Author

Rory Sharp

Date of Award

2018

Document Type

Thesis

Degree Name

Bachelors

Department

Humanities

First Advisor

Wallace, Miriam

Area of Concentration

English

Abstract

This thesis examines the relationship between biological reproduction and the future in three works of science and speculative fiction, Alfonso Cuarón’s Children of Men , Lois McMaster Bujold’s Vorkosigan Saga , and Octavia Butler’s Lilith’s Brood . Each work is shaped by an imaginative change to the operation of reproduction. Applying critical frameworks ranging from Lee Edelman’s No Future: Queer Theory and the Death Drive to bell hooks’ “Eating the Other: Desire and Resistance” I argue that these narratives reflect contemporary cultural anxieties about who, and what, should be reproduced from one generation to the next. I begin by looking at Children of Men , a 2006 film that imagines an apocalyptic world characterized by almost two decades of global infertility.
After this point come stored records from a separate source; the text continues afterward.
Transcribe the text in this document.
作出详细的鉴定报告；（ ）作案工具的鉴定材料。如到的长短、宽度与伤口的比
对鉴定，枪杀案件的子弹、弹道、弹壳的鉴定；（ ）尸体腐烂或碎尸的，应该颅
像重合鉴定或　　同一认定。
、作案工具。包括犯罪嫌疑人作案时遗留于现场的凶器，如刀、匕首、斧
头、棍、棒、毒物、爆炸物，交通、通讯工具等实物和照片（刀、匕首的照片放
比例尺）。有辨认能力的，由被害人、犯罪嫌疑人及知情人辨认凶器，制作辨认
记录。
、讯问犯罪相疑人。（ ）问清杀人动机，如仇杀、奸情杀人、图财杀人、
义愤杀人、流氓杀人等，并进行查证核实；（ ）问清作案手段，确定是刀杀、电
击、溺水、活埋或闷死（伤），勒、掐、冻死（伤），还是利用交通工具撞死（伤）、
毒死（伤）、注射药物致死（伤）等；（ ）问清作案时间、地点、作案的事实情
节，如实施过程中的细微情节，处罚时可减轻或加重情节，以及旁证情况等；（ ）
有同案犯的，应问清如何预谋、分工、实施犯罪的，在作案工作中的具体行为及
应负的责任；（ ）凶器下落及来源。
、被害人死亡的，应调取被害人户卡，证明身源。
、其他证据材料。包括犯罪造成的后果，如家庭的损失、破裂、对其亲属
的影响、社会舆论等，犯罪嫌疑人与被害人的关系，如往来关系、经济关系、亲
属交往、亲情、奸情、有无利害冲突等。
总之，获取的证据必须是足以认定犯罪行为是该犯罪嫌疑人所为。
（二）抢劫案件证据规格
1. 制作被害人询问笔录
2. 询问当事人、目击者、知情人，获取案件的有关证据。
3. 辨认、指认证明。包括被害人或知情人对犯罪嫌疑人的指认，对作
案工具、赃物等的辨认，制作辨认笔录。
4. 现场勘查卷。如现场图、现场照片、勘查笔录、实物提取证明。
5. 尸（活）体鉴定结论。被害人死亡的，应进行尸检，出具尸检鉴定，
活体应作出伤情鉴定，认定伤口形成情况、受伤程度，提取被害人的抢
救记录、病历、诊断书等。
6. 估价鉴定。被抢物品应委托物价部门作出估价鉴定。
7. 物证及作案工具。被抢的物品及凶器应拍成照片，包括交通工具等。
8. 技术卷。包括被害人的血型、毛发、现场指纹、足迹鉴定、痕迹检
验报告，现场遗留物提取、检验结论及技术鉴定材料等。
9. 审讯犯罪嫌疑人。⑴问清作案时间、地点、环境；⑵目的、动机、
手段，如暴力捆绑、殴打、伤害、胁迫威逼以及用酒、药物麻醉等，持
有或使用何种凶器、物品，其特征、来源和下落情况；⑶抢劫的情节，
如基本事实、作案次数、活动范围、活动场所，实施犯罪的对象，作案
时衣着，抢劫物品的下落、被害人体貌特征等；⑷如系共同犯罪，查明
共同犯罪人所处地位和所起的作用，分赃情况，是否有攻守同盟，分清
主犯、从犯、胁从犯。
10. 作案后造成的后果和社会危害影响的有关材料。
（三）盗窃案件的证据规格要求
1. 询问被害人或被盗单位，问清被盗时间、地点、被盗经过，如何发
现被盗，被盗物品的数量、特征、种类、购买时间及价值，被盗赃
In the second chapter I shift my focus to Lois McMaster Bujold’s long-running Vorkosigan Saga , the plots of which are implicitly enabled by the invention of an artificial womb called the “uterine replicator.” In my third chapter I examine Octavia Butler’s Lilith’s Brood . This series of novels follows the arrival of an alien race of trisexual “gene traders” in the aftermath of a global nuclear war. With each work I chart how reproduction is structured as the most significant relation to the future and show how this assumption determines politics, identities, and bodies.